A las dos, cuando todo el mundo se había largado, me topé con el de Francés hablando con la de Alemán. Él creía que estaban solos y le iba diciendo a voces que jugar con los sentimientos de un hombre honrado era una bajeza. La de Alemán no le hacía mucho caso y fue él entonces, la agarró de las muñecas y dijo no sé qué de hacer una barbaridad. Me di media vuelta y me puse a silbar para que me oyesen. ¡Toma del frasco!
Le pregunté esta mañana al señor Moro si no nos renovarán el abrigo este invierno, porque el que tengo está para dárselo con cinco céntimos a un pobre. Me contestó que se lo diga yo a don Basilio, porque a él le duelen ya las narices de ir con esa embajada. Según el reglamento deberían renovarnos el vestuario cada tres años, pero por lo que dice el señor Moro va para cinco que no le dan un botón. Aproveché cuando don Basilio salía de clase para decírselo y él me respondió que estaba en ello, pero que el Centro no anda en fondos. Luego dijo que si le saca al Director General para la Biblioteca, retirará un pellizco para los abrigos. Le dije que reparase en el mío y a él le gibó tanta insistencia, me apartó de malos modos y me dijo que sí, y que le dejara en paz.
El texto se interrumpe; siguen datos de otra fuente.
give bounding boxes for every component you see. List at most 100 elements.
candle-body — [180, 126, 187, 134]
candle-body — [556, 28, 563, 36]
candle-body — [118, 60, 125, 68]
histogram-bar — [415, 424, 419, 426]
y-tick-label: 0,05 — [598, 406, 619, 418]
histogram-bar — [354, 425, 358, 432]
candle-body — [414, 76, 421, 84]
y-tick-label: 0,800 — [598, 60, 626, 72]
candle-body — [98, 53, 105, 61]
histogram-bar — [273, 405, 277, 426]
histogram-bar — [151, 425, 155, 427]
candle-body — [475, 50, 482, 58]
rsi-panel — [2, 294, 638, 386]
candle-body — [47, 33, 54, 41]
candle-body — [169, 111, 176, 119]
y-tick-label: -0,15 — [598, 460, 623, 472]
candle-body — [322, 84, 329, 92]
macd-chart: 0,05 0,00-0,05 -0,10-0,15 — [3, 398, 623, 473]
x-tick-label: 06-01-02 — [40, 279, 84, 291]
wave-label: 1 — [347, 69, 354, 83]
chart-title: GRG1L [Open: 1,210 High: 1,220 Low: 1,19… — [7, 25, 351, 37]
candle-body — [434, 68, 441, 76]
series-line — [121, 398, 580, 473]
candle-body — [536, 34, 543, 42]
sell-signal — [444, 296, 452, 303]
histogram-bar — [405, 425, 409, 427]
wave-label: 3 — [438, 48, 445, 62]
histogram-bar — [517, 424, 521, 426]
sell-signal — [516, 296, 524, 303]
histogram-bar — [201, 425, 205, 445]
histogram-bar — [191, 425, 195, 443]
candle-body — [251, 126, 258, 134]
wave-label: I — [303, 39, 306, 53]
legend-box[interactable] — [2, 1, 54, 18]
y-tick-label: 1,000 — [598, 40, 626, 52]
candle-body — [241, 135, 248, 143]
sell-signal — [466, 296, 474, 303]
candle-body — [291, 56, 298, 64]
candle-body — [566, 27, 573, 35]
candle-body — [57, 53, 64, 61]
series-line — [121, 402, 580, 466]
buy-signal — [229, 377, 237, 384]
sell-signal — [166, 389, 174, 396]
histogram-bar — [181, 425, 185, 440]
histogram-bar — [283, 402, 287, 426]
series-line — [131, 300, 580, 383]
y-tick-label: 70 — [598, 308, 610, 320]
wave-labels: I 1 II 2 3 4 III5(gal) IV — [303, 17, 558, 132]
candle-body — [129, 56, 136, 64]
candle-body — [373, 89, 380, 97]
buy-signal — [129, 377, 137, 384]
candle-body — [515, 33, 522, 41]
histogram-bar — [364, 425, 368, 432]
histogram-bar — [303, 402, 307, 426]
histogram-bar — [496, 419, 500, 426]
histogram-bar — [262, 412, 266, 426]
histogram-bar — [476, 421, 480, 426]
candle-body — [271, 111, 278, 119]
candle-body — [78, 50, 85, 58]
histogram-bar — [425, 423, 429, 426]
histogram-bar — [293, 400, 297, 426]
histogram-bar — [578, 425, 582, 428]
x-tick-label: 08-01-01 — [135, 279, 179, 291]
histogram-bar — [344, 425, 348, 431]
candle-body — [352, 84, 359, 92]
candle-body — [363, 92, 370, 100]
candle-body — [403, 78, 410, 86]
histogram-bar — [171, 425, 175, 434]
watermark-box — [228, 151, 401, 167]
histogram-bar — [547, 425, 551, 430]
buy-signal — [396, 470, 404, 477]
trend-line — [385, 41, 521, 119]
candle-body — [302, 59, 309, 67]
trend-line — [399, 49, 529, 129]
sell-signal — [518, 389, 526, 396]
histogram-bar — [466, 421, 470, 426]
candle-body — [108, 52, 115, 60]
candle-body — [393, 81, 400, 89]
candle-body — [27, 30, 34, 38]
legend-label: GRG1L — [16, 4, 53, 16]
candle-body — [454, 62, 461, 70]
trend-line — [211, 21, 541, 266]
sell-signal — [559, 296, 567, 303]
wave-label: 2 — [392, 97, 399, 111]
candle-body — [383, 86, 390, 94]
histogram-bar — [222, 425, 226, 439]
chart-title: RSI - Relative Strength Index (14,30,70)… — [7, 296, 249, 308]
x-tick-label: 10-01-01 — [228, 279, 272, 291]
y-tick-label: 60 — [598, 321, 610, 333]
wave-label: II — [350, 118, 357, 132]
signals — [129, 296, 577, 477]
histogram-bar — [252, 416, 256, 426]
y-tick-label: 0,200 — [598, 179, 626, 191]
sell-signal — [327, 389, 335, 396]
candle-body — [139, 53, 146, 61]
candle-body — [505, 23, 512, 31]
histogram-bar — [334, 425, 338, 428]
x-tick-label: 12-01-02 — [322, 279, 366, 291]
A Melecio le conté esta tarde lo del Pavo. Melecio quiere ir en víspera de Navidad y traer conejos para las fiestas. Me preguntó si hay algo nuevo de la chavala. No he querido decirle que la tengo en las mientes a todas horas, y que esta mañana la vi salir de la churrería y me entró un temblor de piernas que para qué. Quedamos en ir el domingo a lo de Jado.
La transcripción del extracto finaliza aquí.